First question, is it bulk data? Below, I will assume it is. I am assuming you have bulk RNA-seq dataset with two conditions (say healthy and diseased), where all samples of a certain condition are on one plate and all samples of the other condition are on the other plate. Except for one sample, which is on both plates.
If I understand the design correctly (EDIT: I did not, see updated response in comments), you will never be able to disentangle the condition effect and the plate effect. This is often called "perfect confounding" between the variable of interest and a nuisance factor.
Correcting (removing) the plate effect can in principle be done in two ways. If the conditions are present on both plates (e.g., 4 healthy and 4 diseased samples on both plates), it can simply be done by adding a fixed effect to your model like you suggested. If each sample (of a single same condition) are present on both plates (splitting the tissue in half), one can think of applying batch correction methods, which aim for removing the technical plate effect while retaining the relevant condition effect. Example methods are harmony, Seurat CCA, ....
However, neither strategy will work for you. The analysis with the plate + condition
formula cannot be performed, since it essentially will aim to estimate the condition effect (healthy vs diseased) in both plates. For that, you need both conditions to be present on both plates. The second strategy, batch correction, would need to learn a batch correction strategy based on a single sample. This will also not work; I expect the batch correction method to return an error, and even if it doesn't, the results should not be trusted.
Jeroen
Hi Jeoren, thanks for the reply.
Foe the sake of simplicity I am going with one condition, diseased and healthy and it is in fact bulk data. However, the data are split amongst the plates. So healthy is 50 per cent on plate 1 and 50 per cent on plate 2 and the same for diseased. There is one sample patient 1 who is healthy and is on both plates in order to see the difference in the plates. So I don't have a confounded plate or effect or anything like that. I was just wondering if there was any way to say that a sample should be the same across both plates?
Great, that really changes the design for the better!
I have to say though, having just one patient on both plates is quite uncommon to me; I typically encounter either having no patients on both plates or all patients on both plates. And those two scenarios would come with different designs.

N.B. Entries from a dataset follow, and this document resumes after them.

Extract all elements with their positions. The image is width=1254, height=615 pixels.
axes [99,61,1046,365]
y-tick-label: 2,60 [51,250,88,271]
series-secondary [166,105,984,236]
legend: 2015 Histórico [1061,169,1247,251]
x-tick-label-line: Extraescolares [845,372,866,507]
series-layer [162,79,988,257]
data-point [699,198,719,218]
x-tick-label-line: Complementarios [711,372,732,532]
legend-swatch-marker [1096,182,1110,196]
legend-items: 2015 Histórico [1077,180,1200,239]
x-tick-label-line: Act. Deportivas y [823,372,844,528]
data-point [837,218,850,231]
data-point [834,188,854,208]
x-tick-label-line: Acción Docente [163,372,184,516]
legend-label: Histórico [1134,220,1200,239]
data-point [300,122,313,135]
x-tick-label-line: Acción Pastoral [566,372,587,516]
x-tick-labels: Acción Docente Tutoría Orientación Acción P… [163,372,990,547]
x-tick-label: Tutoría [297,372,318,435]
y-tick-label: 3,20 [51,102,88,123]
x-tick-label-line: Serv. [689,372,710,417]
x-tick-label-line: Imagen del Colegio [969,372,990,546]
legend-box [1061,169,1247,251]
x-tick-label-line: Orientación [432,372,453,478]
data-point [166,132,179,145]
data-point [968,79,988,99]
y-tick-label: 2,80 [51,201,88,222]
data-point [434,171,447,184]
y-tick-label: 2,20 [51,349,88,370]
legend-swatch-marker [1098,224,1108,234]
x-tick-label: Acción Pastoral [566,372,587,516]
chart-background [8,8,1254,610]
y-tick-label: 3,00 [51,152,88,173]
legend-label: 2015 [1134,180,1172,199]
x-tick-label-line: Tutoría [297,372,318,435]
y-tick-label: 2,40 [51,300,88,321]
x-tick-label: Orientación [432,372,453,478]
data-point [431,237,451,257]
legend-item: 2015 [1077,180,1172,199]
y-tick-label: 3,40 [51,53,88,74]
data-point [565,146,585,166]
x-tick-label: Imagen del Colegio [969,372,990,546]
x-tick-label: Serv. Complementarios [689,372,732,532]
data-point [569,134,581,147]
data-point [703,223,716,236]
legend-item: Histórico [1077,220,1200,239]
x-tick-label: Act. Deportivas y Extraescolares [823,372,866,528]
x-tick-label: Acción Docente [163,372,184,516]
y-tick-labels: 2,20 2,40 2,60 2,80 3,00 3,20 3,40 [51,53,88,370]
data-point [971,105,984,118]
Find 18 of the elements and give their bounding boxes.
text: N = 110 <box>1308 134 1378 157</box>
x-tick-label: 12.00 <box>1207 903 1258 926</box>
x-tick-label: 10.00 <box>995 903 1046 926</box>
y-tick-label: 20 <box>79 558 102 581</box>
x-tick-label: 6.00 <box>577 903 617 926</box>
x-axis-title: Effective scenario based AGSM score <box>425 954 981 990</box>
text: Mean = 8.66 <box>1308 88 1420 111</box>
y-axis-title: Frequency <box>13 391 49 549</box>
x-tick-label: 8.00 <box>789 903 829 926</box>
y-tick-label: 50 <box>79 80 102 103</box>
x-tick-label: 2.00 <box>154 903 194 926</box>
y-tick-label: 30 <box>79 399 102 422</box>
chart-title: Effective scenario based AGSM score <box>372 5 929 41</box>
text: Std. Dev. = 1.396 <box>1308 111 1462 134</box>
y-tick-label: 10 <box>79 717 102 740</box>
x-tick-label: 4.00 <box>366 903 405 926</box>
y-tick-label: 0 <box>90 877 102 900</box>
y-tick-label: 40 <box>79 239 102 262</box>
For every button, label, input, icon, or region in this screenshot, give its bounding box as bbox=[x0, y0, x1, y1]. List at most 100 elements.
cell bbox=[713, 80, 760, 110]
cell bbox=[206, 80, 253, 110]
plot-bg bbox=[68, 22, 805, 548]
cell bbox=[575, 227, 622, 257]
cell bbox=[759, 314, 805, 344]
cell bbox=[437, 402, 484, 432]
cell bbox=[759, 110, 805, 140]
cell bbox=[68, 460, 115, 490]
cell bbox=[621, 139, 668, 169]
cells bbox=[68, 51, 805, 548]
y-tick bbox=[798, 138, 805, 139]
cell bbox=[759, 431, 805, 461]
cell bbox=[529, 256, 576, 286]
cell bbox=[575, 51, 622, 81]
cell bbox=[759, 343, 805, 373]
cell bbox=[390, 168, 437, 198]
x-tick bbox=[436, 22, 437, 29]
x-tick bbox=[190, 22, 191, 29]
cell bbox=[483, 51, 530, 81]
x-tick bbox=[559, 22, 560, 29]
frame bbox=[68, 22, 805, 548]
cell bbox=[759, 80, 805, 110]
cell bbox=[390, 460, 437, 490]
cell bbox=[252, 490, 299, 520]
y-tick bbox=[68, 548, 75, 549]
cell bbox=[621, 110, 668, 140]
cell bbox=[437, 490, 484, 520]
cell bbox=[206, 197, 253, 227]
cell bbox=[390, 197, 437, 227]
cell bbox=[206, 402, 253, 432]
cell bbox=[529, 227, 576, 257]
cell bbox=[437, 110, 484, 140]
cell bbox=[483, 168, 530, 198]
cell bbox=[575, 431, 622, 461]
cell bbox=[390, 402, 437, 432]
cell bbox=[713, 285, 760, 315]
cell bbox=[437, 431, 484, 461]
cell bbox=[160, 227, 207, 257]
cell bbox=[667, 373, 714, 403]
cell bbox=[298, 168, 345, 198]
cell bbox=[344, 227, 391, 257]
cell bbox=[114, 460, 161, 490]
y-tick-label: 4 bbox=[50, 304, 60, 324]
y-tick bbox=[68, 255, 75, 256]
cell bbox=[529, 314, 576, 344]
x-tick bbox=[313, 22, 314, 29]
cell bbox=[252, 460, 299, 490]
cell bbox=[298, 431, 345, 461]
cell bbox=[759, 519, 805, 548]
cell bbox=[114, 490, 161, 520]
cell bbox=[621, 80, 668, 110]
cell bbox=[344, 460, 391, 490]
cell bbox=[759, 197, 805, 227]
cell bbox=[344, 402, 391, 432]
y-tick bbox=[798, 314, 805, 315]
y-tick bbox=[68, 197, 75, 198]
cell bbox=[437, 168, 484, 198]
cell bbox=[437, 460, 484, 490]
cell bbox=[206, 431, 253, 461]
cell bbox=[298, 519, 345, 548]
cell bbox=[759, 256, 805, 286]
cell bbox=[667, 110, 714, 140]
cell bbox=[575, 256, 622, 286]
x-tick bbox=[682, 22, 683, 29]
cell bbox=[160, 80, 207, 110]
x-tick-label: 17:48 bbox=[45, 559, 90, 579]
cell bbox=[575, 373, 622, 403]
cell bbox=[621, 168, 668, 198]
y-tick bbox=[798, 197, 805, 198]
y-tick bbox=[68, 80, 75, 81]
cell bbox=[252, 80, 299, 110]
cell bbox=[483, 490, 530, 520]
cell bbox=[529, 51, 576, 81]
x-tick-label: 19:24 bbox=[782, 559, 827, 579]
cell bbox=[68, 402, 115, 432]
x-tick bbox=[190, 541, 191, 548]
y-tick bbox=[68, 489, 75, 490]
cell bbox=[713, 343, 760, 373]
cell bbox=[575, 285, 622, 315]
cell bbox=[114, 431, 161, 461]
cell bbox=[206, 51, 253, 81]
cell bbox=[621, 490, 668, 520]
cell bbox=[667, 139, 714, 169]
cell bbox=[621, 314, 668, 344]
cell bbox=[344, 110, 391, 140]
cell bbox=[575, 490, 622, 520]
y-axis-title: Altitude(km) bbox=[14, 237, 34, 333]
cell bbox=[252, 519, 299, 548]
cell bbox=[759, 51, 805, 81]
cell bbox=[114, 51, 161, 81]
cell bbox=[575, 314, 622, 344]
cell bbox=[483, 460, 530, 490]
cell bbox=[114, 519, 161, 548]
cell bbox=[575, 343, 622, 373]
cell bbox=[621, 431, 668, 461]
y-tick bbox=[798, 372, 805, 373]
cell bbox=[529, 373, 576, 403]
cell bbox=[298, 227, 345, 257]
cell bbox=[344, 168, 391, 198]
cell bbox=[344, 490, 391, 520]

The former scenario should be analyzed with the
plate + condition
design, which again just estimates the condition effect while correcting for the plate effect. The latter scenario should not be analyzed with that design, because it does not acknowledge that two samples come from the same patient. This would require a different modelling approach, like the one suggested in the edgeR user guide part 3.5 (just change the treatment variable there to a plate variable and imagine just two disease states): https://www.bioconductor.org/packages/release/bioc/vignettes/edgeR/inst/doc/edgeRUsersGuide.pdfLong story short, all your samples except the patient 1 are following the first design, so
plate + condition
will work for those samples. However, I am a bit uncomfortable with patient 1 appearing twice, as that is not acknowledged by that model. If you are being pragmatic, you could argue that ignoring this for just 1 patient will not strongly impact your analysis, also depending on how many samples you have in total. If you are being strict, I would consider removing patient 1 from the analysis (altogether or from one of the plates).I am interested in other people's take on this, but I would really advice using the latter strategy.
Jeroen
I agree with Jeroen's points above, also concerns about repeating one sample on both plates in the statistical analysis. For DESeq2 with fixed effects you'd just drop one of the technical replicates I think. Or you could use random effects modeling.
There is one avenue of methods that deal with technical replicates, in RUV. But I'm not sure it's worth it, or very efficient, with just a single technical replicate.
Yeah, it is just one patient sample repeated. Maybe I should explain a bit more. Each patient sample is split into 3 so I have triplicates already for each patient. For this one patient who is in both plates, I just have 6 samples. So if I collapse the wells into technical replicates it should be ok?
The biologist thought that by doing the experiment with the same sample on both plates we would be able to see the variation more clearly.
I guess, you can either go the route of random effects modeling with limma's duplicateCorrelation or look into RUV methods for estimating technical variance with a single repeated sample, but we don't have support for dealing with this in DESeq2.
Cool thanks Michael. I think I will just ignore the sample and report back to not do this again to the lab. Thanks for all your help.